Inquisition, Ominous Doctrines of the Perpetual Mystical Microcosm: An album likely meant to be nothing more than a fun, rockin' black metal romp probably shouldn't make me question notions of the value of originality in art, but hey, I'm a critic, so here goes. Ominous Doctrines of the Perpetual Mystical Microcosm (hereafter Doctrines) is a very enjoyable hour of music. It's also a shameless ripoff of everything Immortal has done since 1999. It's better than Damned in Black and All Shall Fall, worse than Sons of Northern Darkness and At the Heart of Winter, and every song on it sounds like it was cut from the sessions of one of those albums. This presents a problem. Imitation isn't usually considered a very high form of art, but what happens when that imitation is actually better than some of the art it's imitating?
Ultimately, I can't enjoy Doctrines as much as I should because of how intimately familiar I am with what it pays such direct tribute to. Immortal is one of my favorite black metal bands, and in a universe where they don't exist but Doctrines comes out and sounds exactly the same way it does, it would probably be one of my favorite black metal albums. That isn't the universe we live in, though. Like Louis C.K. berating Dane Cook for even subconsciously stealing his material thus invalidating its worth, I can't take Inquisition seriously enough to call Doctrines great. Even as I bang my head along to it and get its (highly derivative) riffs stuck in my head, I can't get around what had to happen so it could exist, namely, the release of a handful of very similar albums by a superior act.

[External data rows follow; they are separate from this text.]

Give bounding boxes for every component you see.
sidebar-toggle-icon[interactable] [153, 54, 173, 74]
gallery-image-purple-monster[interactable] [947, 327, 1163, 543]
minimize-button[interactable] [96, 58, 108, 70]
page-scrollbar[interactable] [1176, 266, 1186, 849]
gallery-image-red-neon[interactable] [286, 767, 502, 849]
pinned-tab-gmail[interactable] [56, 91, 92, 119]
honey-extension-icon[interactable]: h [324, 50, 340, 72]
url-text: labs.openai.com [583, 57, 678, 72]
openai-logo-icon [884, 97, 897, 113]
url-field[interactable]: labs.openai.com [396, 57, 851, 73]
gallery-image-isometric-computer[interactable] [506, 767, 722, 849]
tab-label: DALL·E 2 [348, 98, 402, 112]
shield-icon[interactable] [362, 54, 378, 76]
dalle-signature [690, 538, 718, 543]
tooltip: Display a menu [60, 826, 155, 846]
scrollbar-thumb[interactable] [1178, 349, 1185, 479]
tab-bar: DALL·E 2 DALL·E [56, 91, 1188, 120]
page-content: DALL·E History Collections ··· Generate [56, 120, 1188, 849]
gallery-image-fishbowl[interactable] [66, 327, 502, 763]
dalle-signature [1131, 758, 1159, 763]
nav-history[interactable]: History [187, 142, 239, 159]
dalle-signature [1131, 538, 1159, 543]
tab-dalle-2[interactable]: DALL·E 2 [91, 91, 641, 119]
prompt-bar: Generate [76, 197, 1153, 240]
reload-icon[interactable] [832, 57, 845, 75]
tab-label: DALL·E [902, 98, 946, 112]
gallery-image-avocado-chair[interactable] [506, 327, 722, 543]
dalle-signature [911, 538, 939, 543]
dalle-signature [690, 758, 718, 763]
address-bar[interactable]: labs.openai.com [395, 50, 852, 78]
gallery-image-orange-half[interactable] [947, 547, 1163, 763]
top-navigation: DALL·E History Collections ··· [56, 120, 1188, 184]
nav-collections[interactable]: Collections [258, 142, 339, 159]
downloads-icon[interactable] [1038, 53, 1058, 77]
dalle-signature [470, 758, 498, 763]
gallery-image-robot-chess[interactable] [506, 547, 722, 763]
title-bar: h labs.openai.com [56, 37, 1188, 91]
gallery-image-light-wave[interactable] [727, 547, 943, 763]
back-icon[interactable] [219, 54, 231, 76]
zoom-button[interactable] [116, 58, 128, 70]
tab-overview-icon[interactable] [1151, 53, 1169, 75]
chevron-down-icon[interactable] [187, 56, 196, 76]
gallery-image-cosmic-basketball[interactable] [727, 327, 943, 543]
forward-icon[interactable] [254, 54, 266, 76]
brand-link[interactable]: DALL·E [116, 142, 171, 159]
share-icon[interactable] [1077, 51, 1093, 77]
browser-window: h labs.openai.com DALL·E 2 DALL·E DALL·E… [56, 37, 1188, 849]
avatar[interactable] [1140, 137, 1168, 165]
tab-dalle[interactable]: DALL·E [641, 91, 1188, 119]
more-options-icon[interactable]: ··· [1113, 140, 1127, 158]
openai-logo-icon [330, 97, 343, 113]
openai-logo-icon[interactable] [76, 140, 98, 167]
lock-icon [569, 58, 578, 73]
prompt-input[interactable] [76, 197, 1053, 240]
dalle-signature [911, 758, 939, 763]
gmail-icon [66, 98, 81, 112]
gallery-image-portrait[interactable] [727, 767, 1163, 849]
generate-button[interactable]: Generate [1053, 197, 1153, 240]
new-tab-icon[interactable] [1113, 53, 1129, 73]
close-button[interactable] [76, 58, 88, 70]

Apparently, Inquisition has been going for quite some time and didn't always sound this way. It's disappointing to know that they're finally getting international acclaim coinciding with their shift to the sound of a glorified cover band. If Inquisition was playing on a tour that I was already going to be attending, I'd enjoy their set, because when I saw Immortal in February, I enjoyed their set. But taken as a work of art, Doctrines doesn't hold up. Originality isn't everything, but there is a line somewhere between homage and plagiarism, and Inquisition doesn't straddle it with nearly enough care.
"On the cutting room floor: a century of film censorship," The Guardian: This piece by Andrew Pulver that appeared in last Friday's edition of the Guardian is an fascinating look at the differences between British film censorship in wartime (no "scenes calculated to afford information to the enemy" allowed), around the time of the release of Last Tango in Paris, and today. As it's easy to imagine, standards have been becoming more lax, but controversies still arise and advocacy groups still demand certain films receive certain ratings or even be banned in the United Kingdom.
What struck me most is that I'm actually rather impressed (and, as an American, annoyed) by the pragmatism of the British censors. The King's Speech, for example, was given a 12A rating without any cut because of the nature of its F-bomb sequence, whereas the hardline MPAA gave it an R rating and released it later with a PG-13 only after the speech therapy scene in which Colin Firth swears was cut out. It was a stupid debate that we had on American shores that, while slightly controversial in the UK, was solved in a sensible manner. As the 21st century proves itself to be more accepting of violence than swearing or sex, I only hope that the MPAA can be a bit more reasonable and begin to model itself after Britain's BBFC rather than Tipper Gore's PMRC.